Shannon Roddel, Notre Dame News
Digital Comics
The world of digital comics has long held steady at 10 percent to 15 percent of the overall comics market, despite garnering in many cases as much or more attention than the floppies and graphic novels that have served as the bedrock of the market. The big player is WEBTOON, but there are loads of startups — Legend, which launched this week, as well as Omnibus, GlobalComix and many more in the independent space. All are trying to establish themselves as a distribution channel in what’s expected to be a massively growing pie; over the next five years, manga is projected to grow to a $42 billion market and webtoons are projected to grow to a $26 billion one.
Riders On A Mission
Surfing aficionados have a love-hate relationship with Surfline, the primary online service to inform and gather fans of riding waves.
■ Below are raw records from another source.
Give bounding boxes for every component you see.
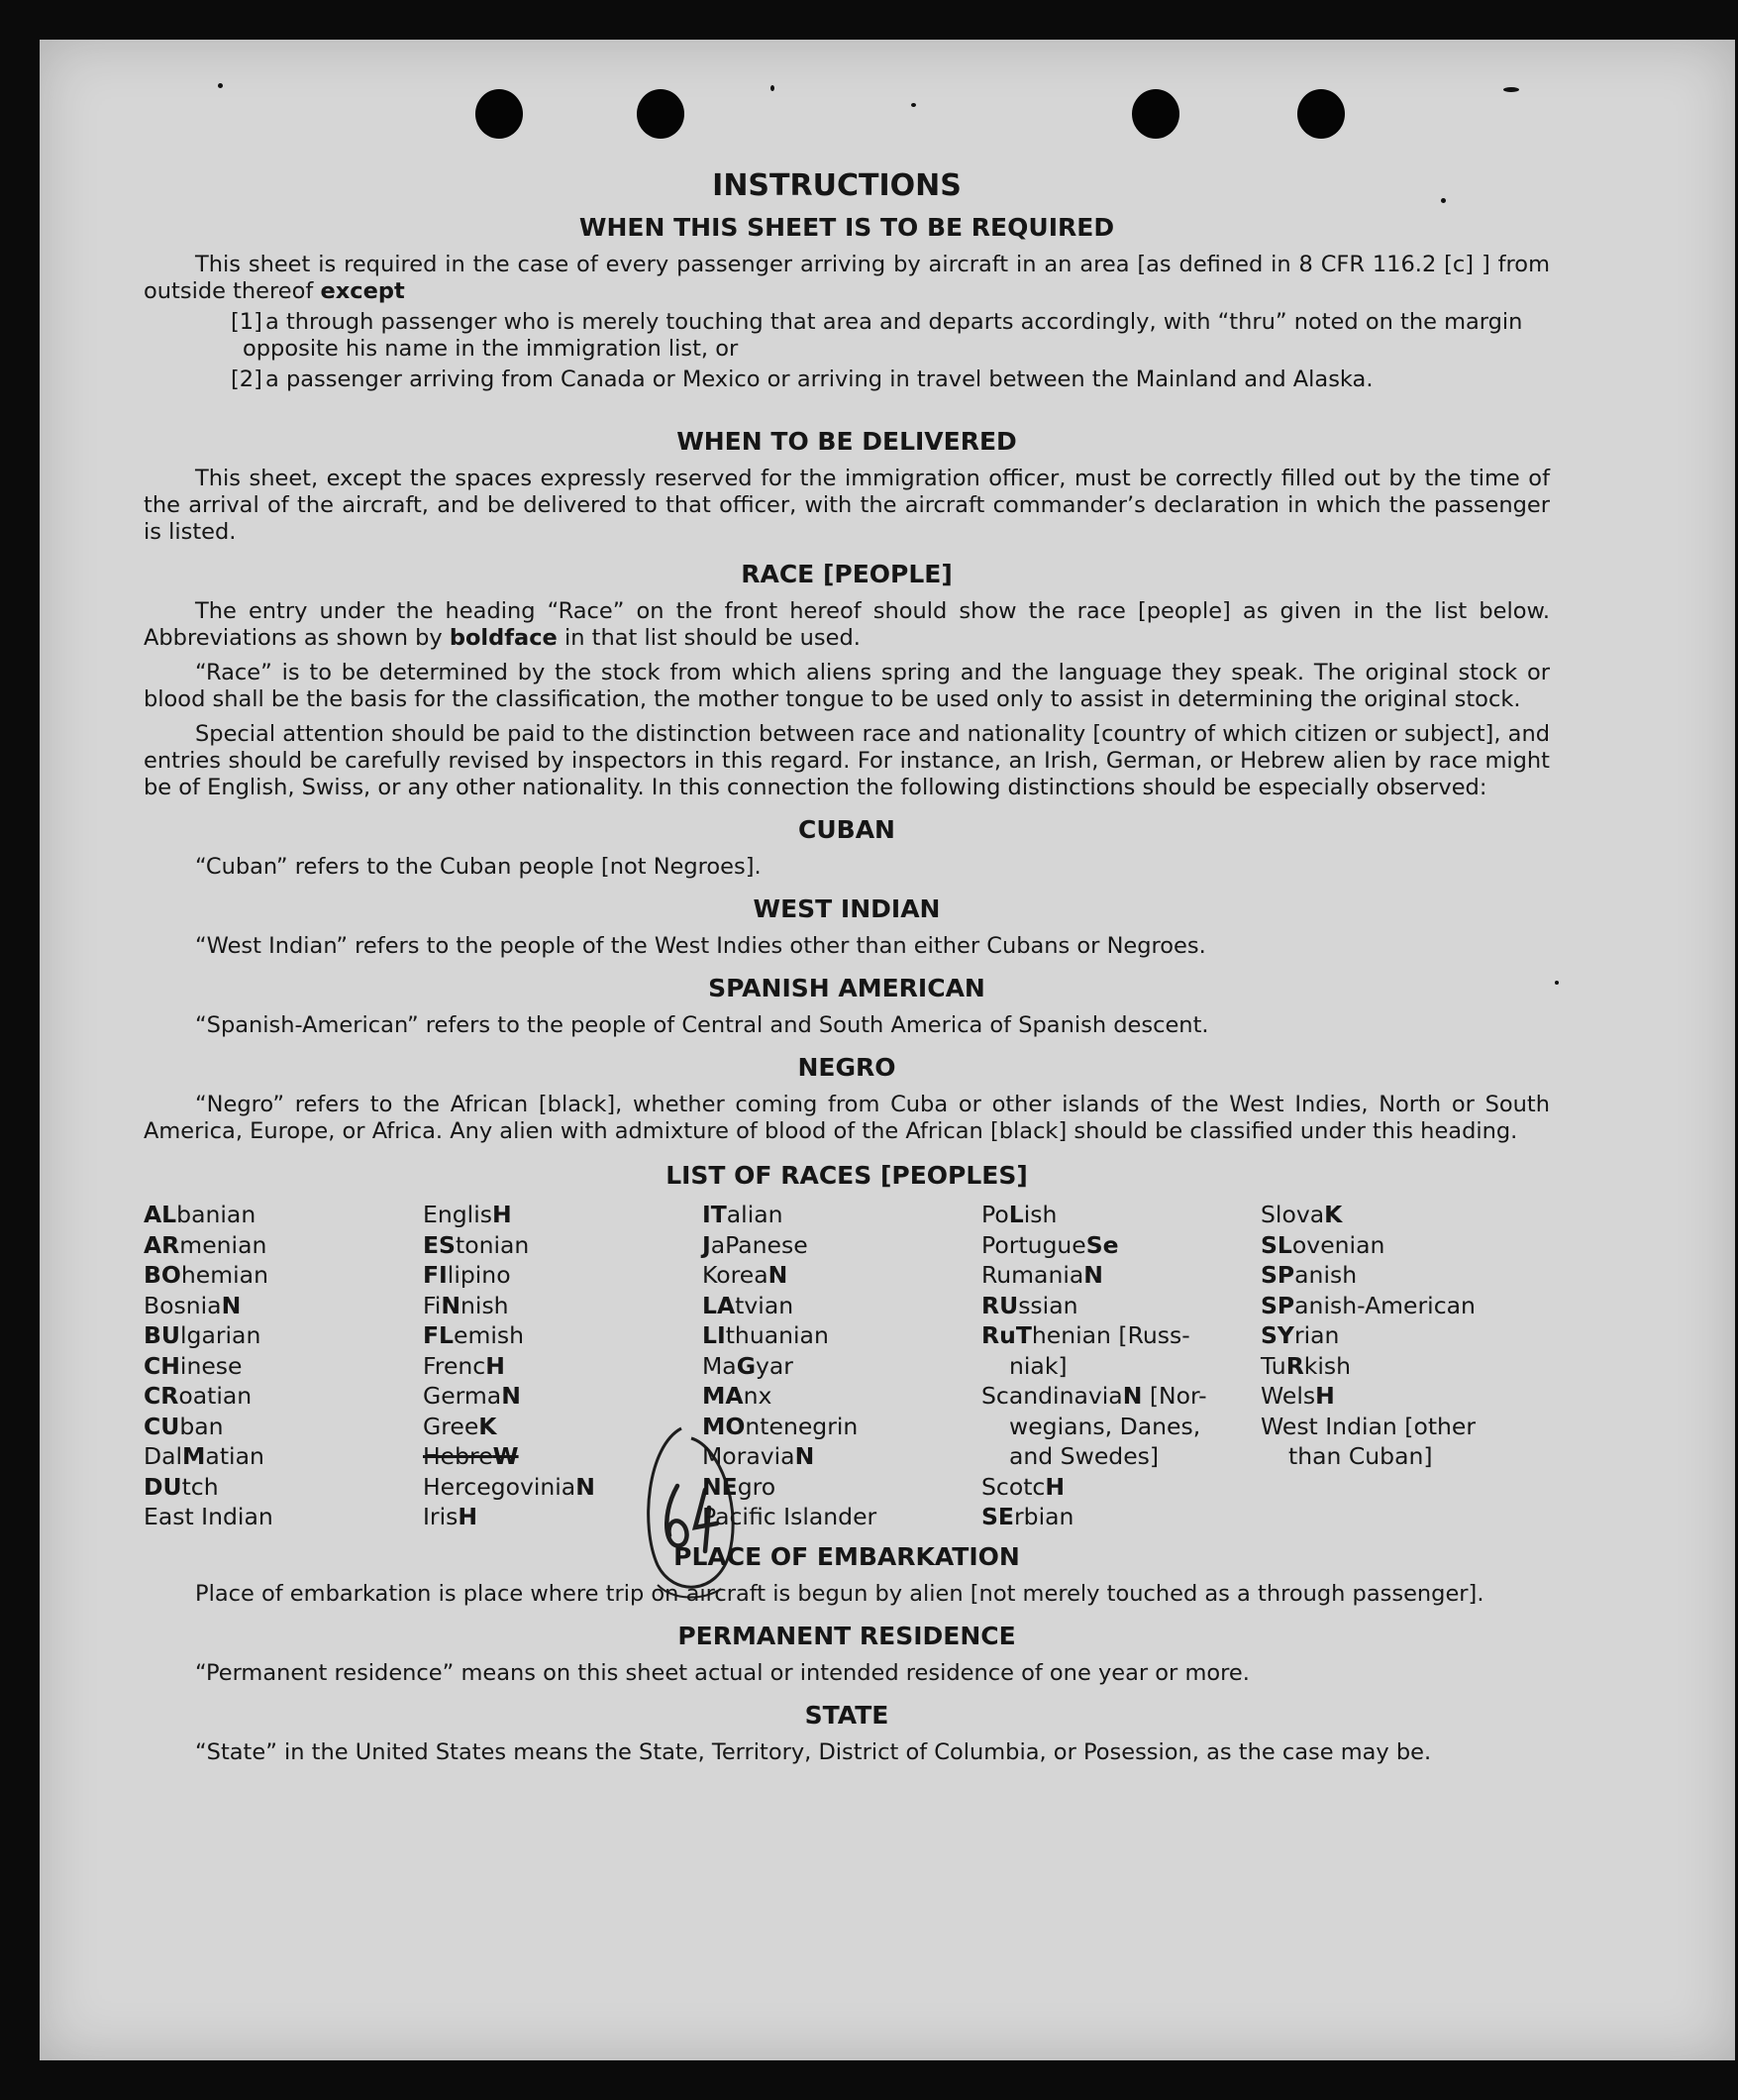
race-abbrev: N xyxy=(1122,1382,1143,1410)
race-item xyxy=(423,1351,702,1382)
race-text: Pacific Islander xyxy=(702,1503,877,1530)
race-name xyxy=(702,1413,858,1440)
race-name xyxy=(1261,1261,1357,1289)
race-text: nish xyxy=(460,1291,509,1319)
race-text: atian xyxy=(205,1442,264,1470)
race-abbrev: BU xyxy=(144,1321,180,1349)
race-name xyxy=(702,1442,814,1470)
race-item xyxy=(423,1291,702,1321)
race-item xyxy=(981,1472,1261,1503)
race-text: hemian xyxy=(180,1261,268,1289)
race-p1-bold: boldface xyxy=(449,625,558,651)
race-text: Po xyxy=(981,1201,1009,1228)
race-text: Korea xyxy=(702,1261,768,1289)
west-indian-text: “West Indian” refers to the people of the West Indies other than either Cubans or Negroes. xyxy=(195,933,1206,959)
race-text: West Indian [other xyxy=(1261,1412,1477,1440)
race-item xyxy=(1261,1381,1540,1412)
race-item xyxy=(981,1502,1261,1532)
race-text: Scotc xyxy=(981,1472,1046,1501)
race-abbrev: FI xyxy=(423,1261,448,1289)
race-abbrev: CU xyxy=(144,1412,180,1440)
race-name xyxy=(423,1352,505,1380)
race-abbrev: N xyxy=(575,1472,595,1501)
race-item xyxy=(702,1502,981,1532)
item-text: a passenger arriving from Canada or Mexico or arriving in travel between the Mainland and Alaska. xyxy=(265,367,1374,392)
race-text: Tu xyxy=(1261,1351,1286,1380)
race-name xyxy=(423,1442,519,1470)
races-list xyxy=(144,1200,1550,1532)
race-abbrev: CH xyxy=(144,1351,180,1380)
race-column xyxy=(981,1200,1261,1532)
race-name xyxy=(144,1292,241,1319)
race-abbrev: K xyxy=(478,1412,497,1440)
race-text: [Nor- xyxy=(1142,1382,1207,1410)
speck xyxy=(770,85,774,91)
race-text: menian xyxy=(179,1230,267,1259)
race-text: aPanese xyxy=(710,1230,808,1259)
race-text: Gree xyxy=(423,1412,479,1440)
race-column xyxy=(144,1200,423,1532)
race-name xyxy=(144,1382,252,1410)
race-abbrev: R xyxy=(1285,1351,1304,1380)
race-item xyxy=(702,1200,981,1230)
race-abbrev: H xyxy=(485,1351,505,1380)
speck xyxy=(911,103,916,107)
race-item xyxy=(423,1381,702,1412)
punch-hole xyxy=(475,89,523,139)
race-name xyxy=(144,1473,219,1501)
race-abbrev: RuT xyxy=(981,1321,1032,1349)
race-item xyxy=(144,1502,423,1532)
race-text: kish xyxy=(1303,1351,1352,1380)
race-name xyxy=(144,1261,268,1289)
race-text: banian xyxy=(176,1201,256,1228)
race-abbrev: M xyxy=(182,1442,206,1470)
race-item xyxy=(702,1412,981,1442)
race-abbrev: CR xyxy=(144,1382,179,1410)
race-name xyxy=(1261,1413,1476,1440)
race-text: Portugue xyxy=(981,1230,1086,1259)
race-item xyxy=(702,1381,981,1412)
race-text: ovenian xyxy=(1291,1230,1385,1259)
race-text: yar xyxy=(755,1351,793,1380)
race-abbrev: SY xyxy=(1261,1321,1294,1349)
race-name xyxy=(423,1201,512,1228)
race-item xyxy=(423,1320,702,1351)
race-continuation: niak] xyxy=(1009,1351,1068,1380)
race-name xyxy=(981,1201,1057,1228)
race-text: Englis xyxy=(423,1201,492,1228)
race-item xyxy=(144,1320,423,1351)
race-text: ish xyxy=(1023,1201,1058,1228)
instructions-content xyxy=(144,168,1550,1766)
race-name xyxy=(144,1503,273,1530)
race-text: Scandinavia xyxy=(981,1382,1123,1410)
race-text: thuanian xyxy=(725,1321,829,1349)
race-name xyxy=(144,1321,260,1349)
heading-when-required: WHEN THIS SHEET IS TO BE REQUIRED xyxy=(578,213,1115,242)
race-item xyxy=(702,1291,981,1321)
race-name xyxy=(702,1201,783,1228)
race-item xyxy=(702,1472,981,1503)
race-abbrev: N xyxy=(441,1291,461,1319)
race-text: emish xyxy=(454,1321,525,1349)
race-text: Wels xyxy=(1261,1382,1316,1410)
heading-list-of-races: LIST OF RACES [PEOPLES] xyxy=(665,1161,1028,1190)
race-item xyxy=(144,1381,423,1412)
race-item xyxy=(1261,1230,1540,1261)
race-name xyxy=(702,1231,808,1259)
race-item xyxy=(981,1260,1261,1291)
heading-embarkation: PLACE OF EMBARKATION xyxy=(673,1541,1020,1571)
race-name xyxy=(702,1473,775,1501)
race-text: Frenc xyxy=(423,1351,486,1380)
page-title: INSTRUCTIONS xyxy=(712,168,962,203)
exception-item-1 xyxy=(144,309,1550,363)
race-abbrev: SL xyxy=(1261,1230,1292,1259)
race-text: Hercegovinia xyxy=(423,1472,576,1501)
race-text: nx xyxy=(743,1382,772,1410)
race-text: lgarian xyxy=(180,1321,261,1349)
race-name xyxy=(423,1413,497,1440)
heading-west-indian: WEST INDIAN xyxy=(753,894,941,923)
race-abbrev: Se xyxy=(1085,1230,1119,1259)
race-item xyxy=(1261,1351,1540,1382)
embarkation-text: Place of embarkation is place where trip on aircraft is begun by alien [not merely touched as a through passenger]. xyxy=(195,1580,1484,1607)
race-abbrev: N xyxy=(221,1291,242,1319)
race-item xyxy=(981,1230,1261,1261)
race-abbrev: RU xyxy=(981,1291,1019,1319)
race-text: ssian xyxy=(1018,1291,1078,1319)
race-abbrev: DU xyxy=(144,1472,182,1501)
race-item xyxy=(702,1320,981,1351)
race-text: Slova xyxy=(1261,1201,1325,1228)
race-text: Dal xyxy=(144,1442,183,1470)
race-text: tonian xyxy=(455,1230,530,1259)
race-text: inese xyxy=(179,1351,243,1380)
heading-cuban: CUBAN xyxy=(798,815,895,844)
race-abbrev: LA xyxy=(702,1291,736,1319)
race-text: Iris xyxy=(423,1503,459,1530)
race-name xyxy=(144,1201,256,1228)
race-paragraph-1 xyxy=(144,598,1550,652)
race-name xyxy=(423,1261,511,1289)
race-item xyxy=(981,1320,1261,1381)
item-number: [2] xyxy=(231,367,262,392)
race-name xyxy=(702,1382,771,1410)
race-name xyxy=(1261,1231,1384,1259)
race-text: anish-American xyxy=(1294,1291,1476,1319)
race-item xyxy=(981,1291,1261,1321)
race-item xyxy=(981,1200,1261,1230)
race-text: ntenegrin xyxy=(745,1412,859,1440)
race-item xyxy=(423,1260,702,1291)
race-paragraph-2: “Race” is to be determined by the stock from which aliens spring and the language they speak. The original stock or blood shall be the basis for the classification, the mother tongue to be used only to assist in determining the original stock. xyxy=(144,660,1550,712)
when-delivered-text: This sheet, except the spaces expressly reserved for the immigration officer, must be correctly filled out by the time of the arrival of the aircraft, and be delivered to that officer, with the aircraft commander’s declaration in which the passenger is listed. xyxy=(144,466,1550,545)
heading-race: RACE [PEOPLE] xyxy=(741,560,953,588)
race-name xyxy=(1261,1321,1339,1349)
race-item xyxy=(1261,1412,1540,1472)
race-item xyxy=(981,1381,1261,1472)
race-name xyxy=(144,1352,243,1380)
race-text: Rumania xyxy=(981,1261,1084,1289)
race-abbrev: NE xyxy=(702,1472,738,1501)
race-abbrev: W xyxy=(492,1442,519,1470)
race-continuation: and Swedes] xyxy=(1009,1442,1160,1470)
race-abbrev: N xyxy=(794,1442,815,1470)
race-item xyxy=(423,1412,702,1442)
race-name xyxy=(702,1503,876,1530)
item-number: [1] xyxy=(231,309,262,335)
race-name xyxy=(981,1503,1073,1530)
race-name xyxy=(1261,1292,1476,1319)
race-abbrev: L xyxy=(1008,1201,1024,1228)
race-item xyxy=(423,1441,702,1472)
race-abbrev: H xyxy=(1045,1472,1066,1501)
race-p1-text-end: in that list should be used. xyxy=(557,625,861,651)
race-item xyxy=(702,1230,981,1261)
intro-bold: except xyxy=(320,278,405,304)
race-item xyxy=(144,1412,423,1442)
race-text: Ma xyxy=(702,1351,737,1380)
race-text: rbian xyxy=(1013,1503,1074,1530)
race-item xyxy=(1261,1320,1540,1351)
race-text: Moravia xyxy=(702,1442,795,1470)
race-text: East Indian xyxy=(144,1503,273,1530)
race-item xyxy=(1261,1291,1540,1321)
cuban-text: “Cuban” refers to the Cuban people [not Negroes]. xyxy=(195,854,762,880)
race-text: tvian xyxy=(735,1291,794,1319)
race-abbrev: AL xyxy=(144,1201,177,1228)
race-text: tch xyxy=(181,1472,219,1501)
race-item xyxy=(423,1200,702,1230)
race-abbrev: MA xyxy=(702,1382,744,1410)
race-abbrev: AR xyxy=(144,1230,180,1259)
race-item xyxy=(144,1472,423,1503)
punch-hole xyxy=(1132,89,1179,139)
race-text: Bosnia xyxy=(144,1291,222,1319)
race-abbrev: BO xyxy=(144,1261,181,1289)
state-text: “State” in the United States means the State, Territory, District of Columbia, or Posession, as the case may be. xyxy=(195,1738,1432,1765)
race-text: Hebre xyxy=(423,1442,493,1470)
race-name xyxy=(981,1473,1065,1501)
race-abbrev: N xyxy=(501,1382,521,1410)
race-item xyxy=(423,1472,702,1503)
race-item xyxy=(423,1230,702,1261)
race-item xyxy=(144,1291,423,1321)
race-item xyxy=(702,1441,981,1472)
race-abbrev: N xyxy=(1083,1261,1103,1289)
race-item xyxy=(423,1502,702,1532)
race-item xyxy=(144,1230,423,1261)
race-name xyxy=(1261,1382,1335,1410)
race-abbrev: SP xyxy=(1261,1261,1295,1289)
race-name xyxy=(702,1321,829,1349)
race-abbrev: G xyxy=(736,1351,756,1380)
race-text: oatian xyxy=(178,1382,253,1410)
race-name xyxy=(981,1321,1190,1349)
race-item xyxy=(144,1260,423,1291)
speck xyxy=(1555,981,1559,985)
heading-permanent-residence: PERMANENT RESIDENCE xyxy=(677,1621,1016,1650)
heading-state: STATE xyxy=(804,1700,889,1730)
race-text: gro xyxy=(737,1472,776,1501)
exception-item-2 xyxy=(144,367,1550,393)
race-name xyxy=(981,1292,1078,1319)
race-name xyxy=(702,1292,793,1319)
race-item xyxy=(702,1351,981,1382)
race-continuation: wegians, Danes, xyxy=(1009,1412,1201,1440)
race-name xyxy=(423,1503,477,1530)
race-abbrev: H xyxy=(458,1503,478,1530)
race-name xyxy=(144,1413,224,1440)
race-text: lipino xyxy=(447,1261,511,1289)
race-item xyxy=(1261,1200,1540,1230)
race-item xyxy=(144,1441,423,1472)
race-name xyxy=(423,1292,509,1319)
race-name xyxy=(423,1473,595,1501)
negro-text: “Negro” refers to the African [black], whether coming from Cuba or other islands of the West Indies, North or South America, Europe, or Africa. Any alien with admixture of blood of the African [black] should be classified under this heading. xyxy=(144,1092,1550,1144)
punch-hole xyxy=(637,89,684,139)
race-text: rian xyxy=(1293,1321,1340,1349)
race-name xyxy=(981,1261,1103,1289)
race-p1-text: The entry under the heading “Race” on the front hereof should show the race [people] as given in the list below. Abbreviations as shown by xyxy=(144,598,1550,651)
race-continuation: than Cuban] xyxy=(1288,1442,1433,1470)
race-abbrev: H xyxy=(491,1201,512,1228)
race-name xyxy=(144,1231,266,1259)
race-column xyxy=(702,1200,981,1532)
race-column xyxy=(1261,1200,1540,1532)
race-abbrev: SE xyxy=(981,1503,1014,1530)
race-name xyxy=(423,1382,521,1410)
race-abbrev: H xyxy=(1315,1382,1335,1410)
race-text: anish xyxy=(1294,1261,1358,1289)
intro-text: This sheet is required in the case of every passenger arriving by aircraft in an area [as defined in 8 CFR 116.2 [c] ] from outside thereof xyxy=(144,252,1550,304)
race-abbrev: K xyxy=(1324,1201,1343,1228)
punch-hole xyxy=(1297,89,1345,139)
race-abbrev: N xyxy=(767,1261,788,1289)
race-name xyxy=(423,1231,529,1259)
race-name xyxy=(1261,1352,1351,1380)
race-name xyxy=(423,1321,524,1349)
race-abbrev: ES xyxy=(423,1230,456,1259)
heading-negro: NEGRO xyxy=(797,1053,896,1082)
race-abbrev: IT xyxy=(702,1201,727,1228)
item-text: a through passenger who is merely touching that area and departs accordingly, with “thru” noted on the margin opposite his name in the immigration list, or xyxy=(243,309,1523,362)
speck xyxy=(218,83,223,88)
race-item xyxy=(1261,1260,1540,1291)
speck xyxy=(1503,87,1519,92)
race-item xyxy=(702,1260,981,1291)
race-item xyxy=(144,1200,423,1230)
race-text: alian xyxy=(726,1201,783,1228)
race-name xyxy=(981,1231,1119,1259)
race-text: Fi xyxy=(423,1291,442,1319)
race-abbrev: LI xyxy=(702,1321,726,1349)
race-paragraph-3: Special attention should be paid to the distinction between race and nationality [country of which citizen or subject], and entries should be carefully revised by inspectors in this regard. For instance, an Irish, German, or Hebrew alien by race might be of English, Swiss, or any other nationality. In this connection the following distinctions should be especially observed: xyxy=(144,721,1550,800)
race-text: henian [Russ- xyxy=(1031,1321,1190,1349)
race-item xyxy=(144,1351,423,1382)
when-required-intro xyxy=(144,252,1550,305)
race-name xyxy=(1261,1201,1342,1228)
heading-when-delivered: WHEN TO BE DELIVERED xyxy=(676,427,1017,456)
race-abbrev: J xyxy=(702,1230,711,1259)
race-text: Germa xyxy=(423,1382,502,1410)
race-name xyxy=(144,1442,264,1470)
race-name xyxy=(702,1261,787,1289)
race-abbrev: MO xyxy=(702,1412,746,1440)
race-text: ban xyxy=(179,1412,224,1440)
residence-text: “Permanent residence” means on this sheet actual or intended residence of one year or more. xyxy=(195,1659,1250,1686)
spanish-american-text: “Spanish-American” refers to the people of Central and South America of Spanish descent. xyxy=(195,1012,1209,1038)
heading-spanish-american: SPANISH AMERICAN xyxy=(708,974,985,1002)
race-abbrev: FL xyxy=(423,1321,455,1349)
race-name xyxy=(981,1382,1207,1410)
race-column xyxy=(423,1200,702,1532)
race-abbrev: SP xyxy=(1261,1291,1295,1319)
race-name xyxy=(702,1352,793,1380)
The business offers predictions for surf conditions the world over, and maintains a network of over 1,000 cameras to bolster those forecasts, to the benefit of the millions of visitors every month who use it to try to catch a wave. The issue is that surfing has historically thrived amid limited information, with ideal spots closely guarded and spread only to trusted fellow surfers when they’ve earned it, rather than any guy who can check out a webcam. There’s a growing interest in surfing — the number of U.S. surfers increased by an estimated 1 million from 2019 to 2022 — and that’s causing tension. As a fan of the documentary series Rocket Power, I’m convinced that longtime surfers and the shoobies can perhaps one day settle their differences with time and diplomacy.
Caroline Mimbs Nyce, The Atlantic
That’s A Lot Of New Doppler Radars
The 2024 election cycle in the United States is projected to hit $10.2 billion in political advertising spending, with half of that — $5.1 billion — projected to flow directly to local television stations. Cable will claim $1.9 billion of that, streaming and connected devices $1.3 billion, digital ads $1.2 billion, and radio $400 million. Some of the companies that own local television stations are even more bullish: Nexstar thinks that they’ll haul in $11 billion. Anyway, this might be a good reminder to support media formats that are utterly disinterested in politics and reject advertising with a fervent and unquenchable passion.